Semana decisiva para a economia: fim das tarifas nos EUA e dados cruciais no Brasil
A semana inicia com uma reviravolta significativa no comércio internacional, mas especialistas alertam que o momento ainda é de cautela e incertezas. Economistas ouvidos pelo programa Mercado são unânimes em afirmar que os próximos dias serão essenciais para compreender o impacto real das mudanças anunciadas.
Fim das tarifas nos Estados Unidos
A Suprema Corte dos Estados Unidos decretou o fim das tarifas, e o governo americano confirmou que a medida entra em vigor a partir de amanhã.
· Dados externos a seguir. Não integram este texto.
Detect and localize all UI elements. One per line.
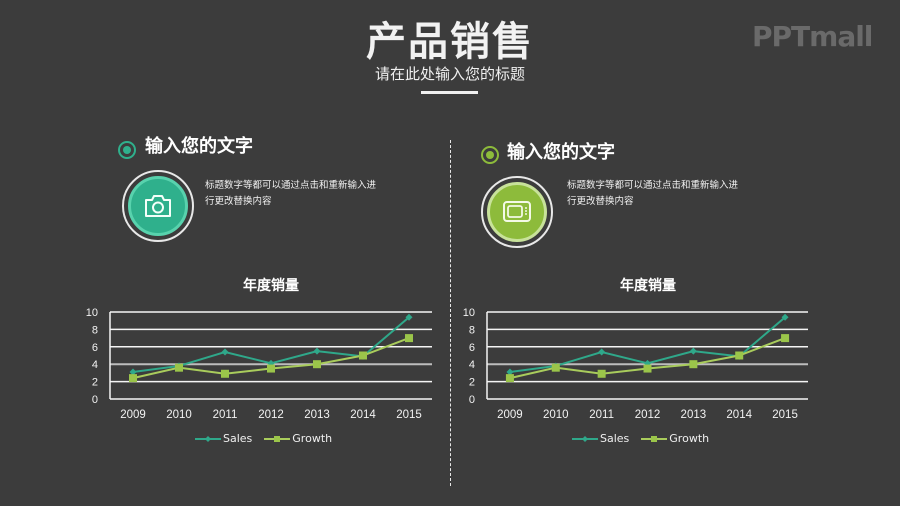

No entanto, os países receberam uma sobretaxa provisória de 15% anunciada por Donald Trump no sábado, válida por 150 dias e aplicada a todas as nações. Ou seja, a situação muda, mas não resolve completamente os desafios comerciais.
Um estudo da Global Trade Alert indica que Brasil e China estão entre os mais beneficiados pelas alterações. O Brasil terá a maior redução, com queda de 13,6 pontos percentuais nas tarifas, enquanto a China veria um recuo de 7,1 pontos. É um alívio importante para exportadores e setores que vinham enfrentando o peso das restrições.
Ainda assim, a leitura predominante é de prudência: há um período de ajustes pela frente, com empresas recalculando custos, contratos e rotas comerciais. O mercado financeiro segue atento aos desdobramentos, sem espaço para comemorações prematuras.
Agenda econômica doméstica cheia
No front doméstico, a agenda é repleta de eventos que podem mexer com as expectativas dos investidores e da população. O Banco Central divulgará dados de transações correntes e investimento direto no país, que ajudam a medir como anda o fluxo de dinheiro entre o Brasil e o resto do mundo — abrangendo desde o comércio de bens e serviços até os investimentos produtivos.
Também serão divulgados:
- O IPCA-15 do IBGE, prévia da inflação oficial, que oferece um termômetro crucial para a política monetária.
- O Caged, com os números de empregos formais, indicador vital para avaliar a saúde do mercado de trabalho.
- A definição da bandeira tarifária de março pela Aneel, que por enquanto segue verde — um respiro na conta de luz e um alívio para a pressão inflacionária.
Especialistas repetem que esta é uma semana de ajuste fino, onde cada dado pode influenciar decisões futuras. A comemoração, por ora, ainda não entrou na pauta, refletindo a necessidade de monitorar de perto os desdobramentos econômicos tanto no cenário internacional quanto no doméstico.